Break Your Losing Streak! By taking a new research approach–
—Extract onto family group worksheets, everyone with your surname of interest. Get them all out of the parish records where they can be compared for fit and match. You can do this manually on paper charts or digitally on charts included in your genealogy software.
Major rule: One—one family per chart, one source per chart.
- Search the marriages first: Parish Registers, Bishops’Transcripts , Civil Registration, Marriage Documents like licenses, bonds, and allegations. Watch for names of men who marry the daughters. Start tentative family units, by extracting these marriages on family group worksheets–each marriage on its own family chart. Add the names of children born to each couple you have identified from the parish registers. Sort by census year so each married couple can be located in the next census after the marriage and followed each census year.
- Search census records next: 1841-1911; pre-1841 and Census Substitutes. Extract all the entries for your family names of interest. Census decade by census decade.
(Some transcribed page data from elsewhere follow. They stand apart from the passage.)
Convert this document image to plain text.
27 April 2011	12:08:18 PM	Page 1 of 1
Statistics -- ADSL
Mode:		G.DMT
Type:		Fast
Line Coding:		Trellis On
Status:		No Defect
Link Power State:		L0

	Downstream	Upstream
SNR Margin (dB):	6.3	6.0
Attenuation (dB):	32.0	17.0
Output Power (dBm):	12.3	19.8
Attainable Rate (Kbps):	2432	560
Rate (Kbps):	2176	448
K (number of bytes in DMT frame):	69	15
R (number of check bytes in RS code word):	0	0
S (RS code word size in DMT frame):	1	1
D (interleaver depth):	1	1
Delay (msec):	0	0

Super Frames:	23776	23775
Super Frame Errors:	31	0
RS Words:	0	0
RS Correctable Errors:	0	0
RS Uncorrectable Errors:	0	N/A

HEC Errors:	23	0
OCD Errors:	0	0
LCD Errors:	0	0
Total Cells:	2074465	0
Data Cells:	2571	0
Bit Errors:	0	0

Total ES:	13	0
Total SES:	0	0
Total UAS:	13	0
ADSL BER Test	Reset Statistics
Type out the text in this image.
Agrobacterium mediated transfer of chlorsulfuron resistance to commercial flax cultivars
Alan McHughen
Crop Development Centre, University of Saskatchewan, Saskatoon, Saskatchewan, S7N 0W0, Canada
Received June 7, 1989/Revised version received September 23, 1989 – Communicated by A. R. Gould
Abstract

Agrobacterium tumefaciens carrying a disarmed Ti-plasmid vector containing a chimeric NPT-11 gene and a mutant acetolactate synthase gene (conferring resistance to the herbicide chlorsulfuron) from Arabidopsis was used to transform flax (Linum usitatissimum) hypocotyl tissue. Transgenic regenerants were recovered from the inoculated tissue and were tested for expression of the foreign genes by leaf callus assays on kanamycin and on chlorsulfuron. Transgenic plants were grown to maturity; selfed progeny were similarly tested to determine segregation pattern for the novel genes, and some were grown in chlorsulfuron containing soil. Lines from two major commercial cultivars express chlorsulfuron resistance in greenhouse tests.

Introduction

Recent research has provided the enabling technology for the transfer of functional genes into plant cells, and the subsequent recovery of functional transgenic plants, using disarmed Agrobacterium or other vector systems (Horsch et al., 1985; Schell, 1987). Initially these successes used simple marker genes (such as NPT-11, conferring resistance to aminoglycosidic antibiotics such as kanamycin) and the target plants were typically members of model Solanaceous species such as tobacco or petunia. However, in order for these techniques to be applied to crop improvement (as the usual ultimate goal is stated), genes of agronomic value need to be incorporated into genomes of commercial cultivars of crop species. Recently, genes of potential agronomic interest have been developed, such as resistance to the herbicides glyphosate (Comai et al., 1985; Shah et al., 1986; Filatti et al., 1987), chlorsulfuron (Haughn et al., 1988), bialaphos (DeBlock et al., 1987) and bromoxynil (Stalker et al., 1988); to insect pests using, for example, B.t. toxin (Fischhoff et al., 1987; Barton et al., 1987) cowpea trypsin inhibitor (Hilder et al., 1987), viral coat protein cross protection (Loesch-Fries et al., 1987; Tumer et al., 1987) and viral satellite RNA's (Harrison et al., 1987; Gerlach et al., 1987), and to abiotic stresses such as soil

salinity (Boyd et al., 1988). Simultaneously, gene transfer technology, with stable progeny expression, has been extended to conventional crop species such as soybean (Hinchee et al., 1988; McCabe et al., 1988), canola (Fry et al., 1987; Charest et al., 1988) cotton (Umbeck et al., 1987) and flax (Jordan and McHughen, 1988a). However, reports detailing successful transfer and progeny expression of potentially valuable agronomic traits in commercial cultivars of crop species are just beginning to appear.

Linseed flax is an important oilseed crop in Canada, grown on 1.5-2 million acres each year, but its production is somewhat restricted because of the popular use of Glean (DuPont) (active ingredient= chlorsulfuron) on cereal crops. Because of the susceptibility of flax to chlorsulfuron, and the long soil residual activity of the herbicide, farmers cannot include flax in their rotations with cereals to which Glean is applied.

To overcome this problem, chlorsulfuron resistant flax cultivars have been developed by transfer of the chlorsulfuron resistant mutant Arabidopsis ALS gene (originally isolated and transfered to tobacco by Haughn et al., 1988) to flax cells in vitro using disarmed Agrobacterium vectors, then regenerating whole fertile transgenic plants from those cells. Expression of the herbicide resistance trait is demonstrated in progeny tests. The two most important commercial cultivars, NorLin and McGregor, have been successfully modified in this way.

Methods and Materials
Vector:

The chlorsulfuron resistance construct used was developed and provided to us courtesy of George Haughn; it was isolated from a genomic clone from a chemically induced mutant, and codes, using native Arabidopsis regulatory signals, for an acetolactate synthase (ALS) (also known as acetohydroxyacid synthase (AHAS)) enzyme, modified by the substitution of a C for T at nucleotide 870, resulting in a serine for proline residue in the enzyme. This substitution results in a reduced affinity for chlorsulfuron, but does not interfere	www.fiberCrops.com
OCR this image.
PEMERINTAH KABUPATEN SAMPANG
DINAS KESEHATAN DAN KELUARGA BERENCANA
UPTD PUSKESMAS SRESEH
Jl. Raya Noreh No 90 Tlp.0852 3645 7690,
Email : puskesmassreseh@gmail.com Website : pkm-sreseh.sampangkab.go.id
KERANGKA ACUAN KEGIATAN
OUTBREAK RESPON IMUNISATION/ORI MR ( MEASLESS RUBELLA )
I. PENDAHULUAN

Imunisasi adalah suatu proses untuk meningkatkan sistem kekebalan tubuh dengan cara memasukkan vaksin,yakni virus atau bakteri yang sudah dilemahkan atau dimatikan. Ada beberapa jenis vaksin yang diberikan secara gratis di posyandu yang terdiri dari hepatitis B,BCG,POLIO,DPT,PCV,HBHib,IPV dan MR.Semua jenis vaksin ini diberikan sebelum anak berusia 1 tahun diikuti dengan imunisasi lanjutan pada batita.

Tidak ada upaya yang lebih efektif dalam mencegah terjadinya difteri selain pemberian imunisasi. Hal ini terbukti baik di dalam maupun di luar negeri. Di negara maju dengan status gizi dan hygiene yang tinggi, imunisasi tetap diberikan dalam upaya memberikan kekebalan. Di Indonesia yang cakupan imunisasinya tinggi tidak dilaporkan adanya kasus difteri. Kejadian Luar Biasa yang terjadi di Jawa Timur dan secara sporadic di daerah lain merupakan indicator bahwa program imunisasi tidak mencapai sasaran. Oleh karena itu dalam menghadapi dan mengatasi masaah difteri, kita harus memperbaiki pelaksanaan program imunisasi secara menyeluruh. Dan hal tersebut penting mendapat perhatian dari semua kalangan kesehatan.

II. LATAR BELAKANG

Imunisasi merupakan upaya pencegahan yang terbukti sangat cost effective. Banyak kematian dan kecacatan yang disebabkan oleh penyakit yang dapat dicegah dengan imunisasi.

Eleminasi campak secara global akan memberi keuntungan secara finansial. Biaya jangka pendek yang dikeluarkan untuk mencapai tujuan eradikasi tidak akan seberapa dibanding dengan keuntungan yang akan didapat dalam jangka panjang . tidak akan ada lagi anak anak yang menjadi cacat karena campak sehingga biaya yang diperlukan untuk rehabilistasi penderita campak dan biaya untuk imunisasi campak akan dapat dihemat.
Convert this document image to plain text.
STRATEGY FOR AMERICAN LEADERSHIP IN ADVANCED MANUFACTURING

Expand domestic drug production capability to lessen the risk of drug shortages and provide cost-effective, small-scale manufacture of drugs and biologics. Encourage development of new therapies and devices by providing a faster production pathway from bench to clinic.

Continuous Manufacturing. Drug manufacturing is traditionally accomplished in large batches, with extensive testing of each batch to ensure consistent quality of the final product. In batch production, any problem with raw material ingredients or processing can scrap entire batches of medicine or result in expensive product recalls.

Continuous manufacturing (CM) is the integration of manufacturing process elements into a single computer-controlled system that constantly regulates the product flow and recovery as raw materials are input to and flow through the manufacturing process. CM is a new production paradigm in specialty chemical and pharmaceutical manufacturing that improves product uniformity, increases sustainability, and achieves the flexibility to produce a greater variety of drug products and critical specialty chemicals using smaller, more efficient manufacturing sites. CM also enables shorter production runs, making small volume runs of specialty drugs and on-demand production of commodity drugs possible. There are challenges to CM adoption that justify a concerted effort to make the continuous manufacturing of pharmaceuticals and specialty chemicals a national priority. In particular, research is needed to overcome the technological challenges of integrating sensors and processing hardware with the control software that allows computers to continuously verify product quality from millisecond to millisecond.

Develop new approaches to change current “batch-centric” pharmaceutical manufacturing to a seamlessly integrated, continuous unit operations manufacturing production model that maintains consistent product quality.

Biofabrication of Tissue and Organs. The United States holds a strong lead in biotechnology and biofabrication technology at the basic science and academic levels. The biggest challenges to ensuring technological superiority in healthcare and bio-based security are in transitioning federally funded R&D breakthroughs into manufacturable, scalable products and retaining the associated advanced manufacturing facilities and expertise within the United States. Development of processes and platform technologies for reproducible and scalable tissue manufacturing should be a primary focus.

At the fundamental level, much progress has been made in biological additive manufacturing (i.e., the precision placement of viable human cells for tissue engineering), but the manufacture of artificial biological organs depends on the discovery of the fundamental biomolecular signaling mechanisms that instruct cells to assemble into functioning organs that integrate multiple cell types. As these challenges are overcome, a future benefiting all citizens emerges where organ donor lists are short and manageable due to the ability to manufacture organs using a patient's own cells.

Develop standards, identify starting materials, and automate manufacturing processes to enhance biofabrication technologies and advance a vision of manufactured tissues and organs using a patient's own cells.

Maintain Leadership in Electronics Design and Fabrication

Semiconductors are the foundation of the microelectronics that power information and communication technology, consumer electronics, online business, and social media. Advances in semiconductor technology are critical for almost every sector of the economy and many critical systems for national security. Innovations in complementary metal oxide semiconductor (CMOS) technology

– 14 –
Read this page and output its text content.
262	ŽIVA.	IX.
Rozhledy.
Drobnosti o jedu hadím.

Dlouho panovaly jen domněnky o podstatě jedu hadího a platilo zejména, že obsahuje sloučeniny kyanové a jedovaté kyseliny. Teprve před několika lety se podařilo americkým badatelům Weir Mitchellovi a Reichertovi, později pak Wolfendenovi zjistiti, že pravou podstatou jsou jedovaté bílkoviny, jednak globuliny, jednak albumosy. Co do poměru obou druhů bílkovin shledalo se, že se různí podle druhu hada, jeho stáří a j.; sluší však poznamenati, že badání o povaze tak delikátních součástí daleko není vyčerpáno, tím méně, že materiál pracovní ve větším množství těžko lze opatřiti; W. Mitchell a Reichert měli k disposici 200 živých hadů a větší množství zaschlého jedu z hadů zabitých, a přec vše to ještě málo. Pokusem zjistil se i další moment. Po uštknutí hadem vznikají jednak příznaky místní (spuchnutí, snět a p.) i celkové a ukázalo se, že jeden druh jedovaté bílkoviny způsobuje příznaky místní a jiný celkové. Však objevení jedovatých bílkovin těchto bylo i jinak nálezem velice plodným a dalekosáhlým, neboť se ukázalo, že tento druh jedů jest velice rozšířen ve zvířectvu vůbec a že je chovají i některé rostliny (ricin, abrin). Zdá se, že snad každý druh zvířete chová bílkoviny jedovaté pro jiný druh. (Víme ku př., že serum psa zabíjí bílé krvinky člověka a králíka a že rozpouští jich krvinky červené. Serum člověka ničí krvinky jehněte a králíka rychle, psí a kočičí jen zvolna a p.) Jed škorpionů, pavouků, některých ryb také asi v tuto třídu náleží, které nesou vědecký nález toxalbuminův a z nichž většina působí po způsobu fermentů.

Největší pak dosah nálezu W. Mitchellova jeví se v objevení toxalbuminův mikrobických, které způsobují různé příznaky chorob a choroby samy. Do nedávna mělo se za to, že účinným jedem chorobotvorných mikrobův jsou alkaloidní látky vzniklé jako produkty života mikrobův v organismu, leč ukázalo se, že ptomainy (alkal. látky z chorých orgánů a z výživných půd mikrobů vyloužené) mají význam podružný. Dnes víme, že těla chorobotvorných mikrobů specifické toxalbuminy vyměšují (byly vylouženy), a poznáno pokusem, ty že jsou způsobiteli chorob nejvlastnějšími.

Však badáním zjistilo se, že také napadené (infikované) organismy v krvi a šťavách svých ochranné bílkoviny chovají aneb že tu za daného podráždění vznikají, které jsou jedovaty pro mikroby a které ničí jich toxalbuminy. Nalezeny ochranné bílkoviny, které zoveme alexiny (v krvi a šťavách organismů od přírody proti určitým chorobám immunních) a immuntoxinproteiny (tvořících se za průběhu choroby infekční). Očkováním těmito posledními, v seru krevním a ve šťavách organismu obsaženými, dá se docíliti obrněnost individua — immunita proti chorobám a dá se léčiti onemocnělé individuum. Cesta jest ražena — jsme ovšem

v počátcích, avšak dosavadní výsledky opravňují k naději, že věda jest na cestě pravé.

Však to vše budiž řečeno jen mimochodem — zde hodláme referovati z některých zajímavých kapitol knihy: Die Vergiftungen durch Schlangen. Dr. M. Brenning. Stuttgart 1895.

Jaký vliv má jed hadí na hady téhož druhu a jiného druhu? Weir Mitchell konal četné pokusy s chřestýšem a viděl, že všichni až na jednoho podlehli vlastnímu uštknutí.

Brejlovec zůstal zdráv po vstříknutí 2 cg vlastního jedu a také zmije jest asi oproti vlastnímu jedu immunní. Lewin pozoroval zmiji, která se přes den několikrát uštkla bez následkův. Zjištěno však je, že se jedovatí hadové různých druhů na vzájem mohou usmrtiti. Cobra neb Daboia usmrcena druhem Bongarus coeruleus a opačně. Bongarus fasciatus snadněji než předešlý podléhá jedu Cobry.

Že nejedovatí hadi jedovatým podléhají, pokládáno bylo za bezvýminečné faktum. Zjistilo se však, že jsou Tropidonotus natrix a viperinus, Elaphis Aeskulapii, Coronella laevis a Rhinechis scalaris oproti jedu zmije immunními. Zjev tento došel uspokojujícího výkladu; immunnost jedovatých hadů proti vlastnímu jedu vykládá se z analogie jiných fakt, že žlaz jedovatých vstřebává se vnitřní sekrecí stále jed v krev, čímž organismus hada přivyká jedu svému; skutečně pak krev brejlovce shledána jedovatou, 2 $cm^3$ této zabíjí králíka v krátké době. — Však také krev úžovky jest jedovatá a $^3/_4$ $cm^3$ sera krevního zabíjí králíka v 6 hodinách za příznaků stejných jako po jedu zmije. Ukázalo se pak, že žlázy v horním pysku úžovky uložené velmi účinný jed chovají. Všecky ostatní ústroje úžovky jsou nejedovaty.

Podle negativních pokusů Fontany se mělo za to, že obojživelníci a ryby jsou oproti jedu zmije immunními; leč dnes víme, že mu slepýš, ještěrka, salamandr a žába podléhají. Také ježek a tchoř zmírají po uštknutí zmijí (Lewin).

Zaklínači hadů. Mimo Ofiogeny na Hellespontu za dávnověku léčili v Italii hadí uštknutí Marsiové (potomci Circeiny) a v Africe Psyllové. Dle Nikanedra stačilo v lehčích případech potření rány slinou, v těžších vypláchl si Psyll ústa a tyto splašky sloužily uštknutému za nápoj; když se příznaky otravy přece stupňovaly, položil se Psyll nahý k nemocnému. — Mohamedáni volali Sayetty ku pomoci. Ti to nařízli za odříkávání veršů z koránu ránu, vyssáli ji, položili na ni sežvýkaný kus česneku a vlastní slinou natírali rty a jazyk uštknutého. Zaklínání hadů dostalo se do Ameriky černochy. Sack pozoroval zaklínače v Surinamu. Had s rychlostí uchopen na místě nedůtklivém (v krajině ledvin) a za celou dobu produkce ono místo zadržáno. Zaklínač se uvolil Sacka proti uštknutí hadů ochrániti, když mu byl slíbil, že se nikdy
Extract all the men who marry the daughters–so you add to and build the family units as you go.
- Interim Analysis–identify the re-marriages, especially for the women. Which families appear to move away? Which ones stay in that locality? Look for “Gretna Green” marriages—where the couple eloped to avoid fees and time restrictions. Spot middle names which are surnames. Identify unusual given names—Zarina, Europa, Philomena, Charlotte, and so on. Watch for given names that are repeated in each family unit. Identify other families who marry into your own family units.
- Set aside family units, which clearly don’t fit, into a separate file for later use.
- Plan follow-up searches–for those re-marriages you spot, re-check the marriages. In the probate records–if the head of house is elderly, look for a will, inventory, or estate settlement. If the head of house is a farmer, look at the property records–what lands did he own, farm, or rent/lease? Where are the lands located? How did he acquire these lands? If there are several males in the household, search the tax rolls, militia lists.
This strategy works every time. It will separate your ancestor out for you where there is more than one family or person by exactly the same name. Multiple people combined into the same person or the same family is the most common problem in genealogy–in the past and today.
Break your losing streak! Your favorite genealogist, Arlene Eakle
PS Proving identity and relationship are you biggest challenges in a digital world where 2,000 Janet Mossmans are born the same year. Try this new approach and let me know how go go on.